No al acoso escolar

A través de las redes sociales: sicólogos educativos, docentes y padres de familia, tras el retorno obligatorio a clases, luego de casi dos años de virtualidad, han encendido las alarmas sobre un problema, que no es post pandemia, pero que se ha presentado con mayor agresividad: el bullying.

Etimológicamente, bullying viene del inglés de bull que significa toro y que explica la actitud prepotente de alguien de pasar por sobre otro u otros sin contemplaciones. Las traducciones más comunes al español dicen que bullying es matonaje, hostigamiento, acoso.
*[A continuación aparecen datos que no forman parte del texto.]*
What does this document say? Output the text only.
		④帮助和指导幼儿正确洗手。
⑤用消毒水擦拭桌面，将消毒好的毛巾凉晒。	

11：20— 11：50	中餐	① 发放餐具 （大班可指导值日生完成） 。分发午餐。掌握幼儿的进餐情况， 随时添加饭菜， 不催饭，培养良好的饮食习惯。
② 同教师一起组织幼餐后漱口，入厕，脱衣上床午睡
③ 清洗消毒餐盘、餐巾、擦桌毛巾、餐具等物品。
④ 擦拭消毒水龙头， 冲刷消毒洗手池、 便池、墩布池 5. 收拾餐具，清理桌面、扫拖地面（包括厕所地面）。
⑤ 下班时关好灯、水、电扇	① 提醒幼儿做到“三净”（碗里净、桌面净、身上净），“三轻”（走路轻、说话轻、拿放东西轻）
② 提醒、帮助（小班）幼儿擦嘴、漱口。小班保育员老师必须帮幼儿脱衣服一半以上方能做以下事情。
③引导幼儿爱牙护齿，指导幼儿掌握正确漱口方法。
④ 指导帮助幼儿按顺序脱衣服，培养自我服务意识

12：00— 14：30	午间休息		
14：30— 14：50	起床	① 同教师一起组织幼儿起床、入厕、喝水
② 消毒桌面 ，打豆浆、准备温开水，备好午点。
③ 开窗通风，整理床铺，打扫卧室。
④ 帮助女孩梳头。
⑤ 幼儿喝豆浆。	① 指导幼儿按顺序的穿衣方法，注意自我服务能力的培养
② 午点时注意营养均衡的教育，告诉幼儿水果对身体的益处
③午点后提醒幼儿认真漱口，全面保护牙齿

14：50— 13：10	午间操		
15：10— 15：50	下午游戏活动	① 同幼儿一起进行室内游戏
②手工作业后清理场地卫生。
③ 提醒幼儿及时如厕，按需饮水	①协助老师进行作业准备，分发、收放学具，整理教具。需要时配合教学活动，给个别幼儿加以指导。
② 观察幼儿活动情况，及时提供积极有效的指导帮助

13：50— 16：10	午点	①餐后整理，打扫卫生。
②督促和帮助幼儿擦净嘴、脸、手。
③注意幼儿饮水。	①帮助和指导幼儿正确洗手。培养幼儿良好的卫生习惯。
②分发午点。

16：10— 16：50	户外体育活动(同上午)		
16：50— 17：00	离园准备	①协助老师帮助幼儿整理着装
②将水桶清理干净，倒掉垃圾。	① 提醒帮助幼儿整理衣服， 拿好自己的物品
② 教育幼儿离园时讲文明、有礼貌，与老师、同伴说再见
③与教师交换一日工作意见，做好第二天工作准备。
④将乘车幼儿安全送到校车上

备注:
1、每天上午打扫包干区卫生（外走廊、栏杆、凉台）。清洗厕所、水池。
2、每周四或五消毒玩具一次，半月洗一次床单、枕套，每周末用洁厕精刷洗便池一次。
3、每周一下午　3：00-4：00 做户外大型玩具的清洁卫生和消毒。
Comúnmente lo interpretamos como acoso escolar que puede ser físico, verbal, psicológico, causando profundas heridas en la o las víctimas en su integridad somática, afectiva, emocional y psicológica.

Desde distintas voces y direcciones se pide que, en el hogar, lugar en donde se forjan los valores y también antivalores, se hable con los hijos sobre la diversidad física, intelectual, económica, social, cultural, religiosa, sexual de las personas, en este caso de sus compañeros y compañeras de aula y que todos merecen igual trato y respeto. Que las personas no son como nosotros quisiéramos que fueran, sino como su naturaleza e identidad les han hecho.

Como educador, siempre he dicho a mis estudiantes que las personas debemos ser tan inteligentes y perceptibles frente a los demás, para que, si algo que hacemos o decimos, a manera de broma, causa molestia, ofensa o sufrimiento a un compañero o compañera, no volverlo a hacer, porque en caso de ser reiterativos nuestra broma se convierte en acoso…en bullying.

Diera la impresión que, en los dos años que los estudiantes han pasado en el encierro académico obligado, sus emociones han estado reprimidas de manera que, al volver al aula y empezar a correlacionarse con sus compañeros, han despertado con comportamientos inapropiados denotados a través de las simpatías y antipatías hacia pares. Recordemos que el bullying en el aula genera mucho daño en las víctimas:  tristeza, aislamiento, irascibilidad, deserción escolar y hasta el suicidio.

Y, cuidado, a veces, el bullying viene desde el hogar y, las víctimas, se desquitan con sus compañeros, y, luego, los padres echan la culpa a los centros educativos.